Incompétence et arrogance
Fervent défenseur du traitement préconisé par le professeur Raoult contre l’infection à SARS-CoV-2, associant hydroxychloroquine et azithromycine, le professeur Christian Perronne signe un livre au ton accusatoire décryptant la gestion de la crise par les pouvoirs publics, intitulé sans nuance : « Y a-t-il une erreur qu’ils n’ont pas commise? Covid-19: l'union sacrée de l'incompétence et de l’arrogance ». A l’occasion de la publication de cet ouvrage, le professeur Perronne a été interviewé par plusieurs chaînes de radio et de télévision, ce qui l’a conduit à émettre quelques informations qui ont stupéfait une partie de la communauté médicale.Le traitement miracle volontairement écarté en raison de la corruption ?

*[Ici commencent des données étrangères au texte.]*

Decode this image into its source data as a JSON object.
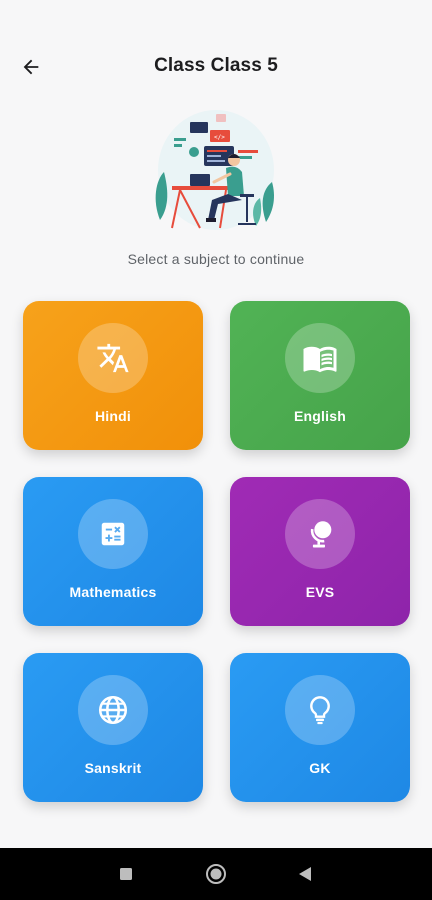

Ainsi, le professeur Perronne a-t-il assuré que la mise en œuvre systématique du traitement prôné par Didier Raoult aurait permis de sauver 25 000 personnes en France, soit pratiquement l’ensemble des victimes de Covid-19. Dans son livre, il n’hésite pas même à assurer que selon l’Institut hospitalo-universitaire (IHU) de Marseille l’association hydroxychloroquine/azithromycine permettrait 100 % de guérison. Pour expliquer l’absence de mise en œuvre du traitement, le spécialiste de Garches met en cause la corruption de ses confrères. « C’est de la véritable corruption qui a plongé des dizaines de milliers de Français dans la mort, faut pas avoir peur des mots » a-t-il ainsi assuré, jugeant notamment que c’est ce mécanisme qui a conduit à la publication d’études négatives sur le médicament, qu’il qualifie de « bidons ». Le professeur Perronne a en outre voulu donner un exemple personnel de ce qu’il dénonce. « J’ai perdu mon beau-frère parce qu’il était hospitalisé à Nantes (…) Il aurait pu être sauvé par le traitement (…) ils ont laissé crever mon beau-frère » a-t-il ainsi décrit au micro de Jean-Luc Morandini, renchérissant encore après les questions de l’animateur : « Les médecins de l’hôpital, ils l’ont pas soigné ».Applaudimètre
Ces propos qui suggèrent très directement un comportement volontairement nuisible de médecins suscitent l’indignation de beaucoup de praticiens. Ainsi, le Dr Nathan Peiffer-Smadja (service de médecine interne et de médecine infectieuse de l’hôpital Bichat) a-t-il lancé une pétition afin que le Conseil de l’Ordre se saisisse de l’affaire. Il considère en effet que le professeur Perronne aurait violé trois articles du code de déontologie par ses différents propos, dans la presse ainsi que dans son livre. Outre le défaut de confraternité et la promotion de traitements non éprouvés, le docteur Peiffer-Smadja estime que les déclarations du professeur Perronne concernant l’absence de traitement à des patients atteints de Covid-19 peuvent être considérées comme une atteinte à la dignité des personnes décédées. Or il rappelle que l’article 2 du code de déontologie impose : « Le médecin, au service de l'individu et de la santé publique, exerce sa mission dans le respect de la vie humaine, de la personne et de sa dignité. Le respect dû à la personne ne cesse pas de s'imposer après la mort. »Alors que cette pétition a récolté 2 034 signatures à l’heure où nous écrivons ces lignes (mardi 23 juin à 12h30), une pétition de soutien au Professeur Perronne initiée notamment par l’Association Vaincre Lyme (le praticien est en effet un fervent partisan de la reconnaissance de formes chroniques de la maladie de Lyme qui ne répondent pas aux descriptions qui font consensus) a récolté pour sa part 59 286 signatures. Heureusement, la vérité scientifique ne se décrète pas plus grâce aux sondages qu’au nombre de signataires de pétition.